Come Smilla Qaavigaaq Jaspersen, originaria della Groenlandia, protagonista del famoso romanzo di Peter Høeg “Il senso di Smilla per la neve” ha moltissimi termini per quella che noi chiamiamo solo neve, allo stesso modo Travaglio nel suo editoriale “Csm: Ciechi Muti Sordi” usa diverse allocuzioni per spiegare la non violazione del segreto. Vediamole.
Storari non viola il segreto “per autotutela”, perchè il Procuratore di Milano non starebbe indagando abbastanza, e quindi lui passa la carte di nascosto Davigo.
Davigo in quanto membro del Csm – puntualizza Travaglio – “è tenuto a custodire il segreto”… che però non avrebbe dovuto conoscere.

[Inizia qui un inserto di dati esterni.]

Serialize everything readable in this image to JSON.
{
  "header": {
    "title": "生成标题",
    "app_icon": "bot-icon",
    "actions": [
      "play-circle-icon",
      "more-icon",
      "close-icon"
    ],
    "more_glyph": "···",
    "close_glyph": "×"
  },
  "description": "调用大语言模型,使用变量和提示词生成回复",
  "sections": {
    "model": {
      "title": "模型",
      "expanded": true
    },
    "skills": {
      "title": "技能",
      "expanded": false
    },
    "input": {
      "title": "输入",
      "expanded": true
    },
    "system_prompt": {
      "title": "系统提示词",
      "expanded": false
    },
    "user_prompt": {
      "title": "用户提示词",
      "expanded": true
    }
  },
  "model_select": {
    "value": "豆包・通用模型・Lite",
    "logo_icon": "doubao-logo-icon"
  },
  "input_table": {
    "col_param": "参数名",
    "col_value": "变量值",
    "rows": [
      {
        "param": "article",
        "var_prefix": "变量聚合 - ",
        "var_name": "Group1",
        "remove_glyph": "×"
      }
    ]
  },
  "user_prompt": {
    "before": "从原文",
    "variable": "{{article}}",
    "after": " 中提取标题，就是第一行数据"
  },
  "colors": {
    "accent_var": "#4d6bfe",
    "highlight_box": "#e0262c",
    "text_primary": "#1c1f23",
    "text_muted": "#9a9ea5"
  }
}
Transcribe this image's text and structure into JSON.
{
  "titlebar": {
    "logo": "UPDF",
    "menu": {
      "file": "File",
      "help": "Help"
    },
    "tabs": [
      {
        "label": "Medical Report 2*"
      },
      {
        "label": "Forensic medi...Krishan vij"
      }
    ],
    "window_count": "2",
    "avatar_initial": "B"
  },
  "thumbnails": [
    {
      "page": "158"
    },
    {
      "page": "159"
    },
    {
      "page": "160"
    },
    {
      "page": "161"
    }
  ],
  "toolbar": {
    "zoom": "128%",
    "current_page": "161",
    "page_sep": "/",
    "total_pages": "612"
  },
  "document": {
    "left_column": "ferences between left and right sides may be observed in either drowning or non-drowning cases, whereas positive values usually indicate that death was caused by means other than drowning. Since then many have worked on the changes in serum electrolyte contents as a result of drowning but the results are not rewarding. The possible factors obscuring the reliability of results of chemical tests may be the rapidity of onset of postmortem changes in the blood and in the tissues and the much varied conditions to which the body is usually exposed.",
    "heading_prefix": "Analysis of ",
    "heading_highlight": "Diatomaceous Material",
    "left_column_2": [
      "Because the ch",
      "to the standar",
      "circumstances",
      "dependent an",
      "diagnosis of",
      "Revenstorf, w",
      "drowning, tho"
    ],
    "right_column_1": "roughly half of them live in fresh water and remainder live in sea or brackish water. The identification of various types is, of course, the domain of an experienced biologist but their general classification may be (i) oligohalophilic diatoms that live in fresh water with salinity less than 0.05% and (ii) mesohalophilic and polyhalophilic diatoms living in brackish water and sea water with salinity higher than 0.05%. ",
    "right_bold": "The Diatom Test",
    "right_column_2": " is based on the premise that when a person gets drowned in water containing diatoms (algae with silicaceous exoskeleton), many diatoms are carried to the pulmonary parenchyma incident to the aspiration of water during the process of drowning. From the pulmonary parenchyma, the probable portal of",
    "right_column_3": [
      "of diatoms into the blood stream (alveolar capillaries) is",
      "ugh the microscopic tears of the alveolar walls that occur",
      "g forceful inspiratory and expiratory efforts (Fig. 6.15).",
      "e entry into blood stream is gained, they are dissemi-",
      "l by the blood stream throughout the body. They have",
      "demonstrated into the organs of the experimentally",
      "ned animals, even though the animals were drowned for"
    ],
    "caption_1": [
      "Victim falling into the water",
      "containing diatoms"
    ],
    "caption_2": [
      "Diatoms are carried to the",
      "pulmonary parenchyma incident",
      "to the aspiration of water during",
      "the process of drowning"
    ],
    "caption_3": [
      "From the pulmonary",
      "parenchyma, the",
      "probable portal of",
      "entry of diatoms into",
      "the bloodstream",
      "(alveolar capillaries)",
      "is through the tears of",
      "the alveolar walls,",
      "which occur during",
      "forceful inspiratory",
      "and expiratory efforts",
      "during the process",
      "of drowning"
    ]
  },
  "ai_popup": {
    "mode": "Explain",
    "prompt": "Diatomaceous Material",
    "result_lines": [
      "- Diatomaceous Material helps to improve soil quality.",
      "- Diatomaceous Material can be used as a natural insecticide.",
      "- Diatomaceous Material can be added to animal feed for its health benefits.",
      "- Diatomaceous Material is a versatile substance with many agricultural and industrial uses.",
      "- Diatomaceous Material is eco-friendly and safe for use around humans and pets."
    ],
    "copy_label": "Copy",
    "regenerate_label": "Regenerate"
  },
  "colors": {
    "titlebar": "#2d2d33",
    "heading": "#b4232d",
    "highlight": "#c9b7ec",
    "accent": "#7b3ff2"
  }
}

Custodendo il segreto, leggiamo, “Davigo scopre che Amara tira in ballo suoi colleghi del Csm, il suo compagno di corrente Ardita e Mancinetti. Quindi – e qui ci sta una standing ovation per Travaglio – non può seguire le vie formali, cioè investire tutto il Csm con una relazione di servizio. Altrimenti i due consiglieri verrebbero a sapere delle accuse (o calunnie) a loro carico. E lui commetterebbe due reati: violazione di segreto e favoreggiamento personale”.
Ci inchiniamo all’arte. Cioè Davigo che non doveva conoscere i verbali secretati ma se li prende e se li legge non commette reato, non fa ciò che dovrebbe fare (la relazione di servizio) e non commette reato. Commetterebbe reato se denunciasse l’accaduto come prevedono prassi e regolamenti. Grandioso.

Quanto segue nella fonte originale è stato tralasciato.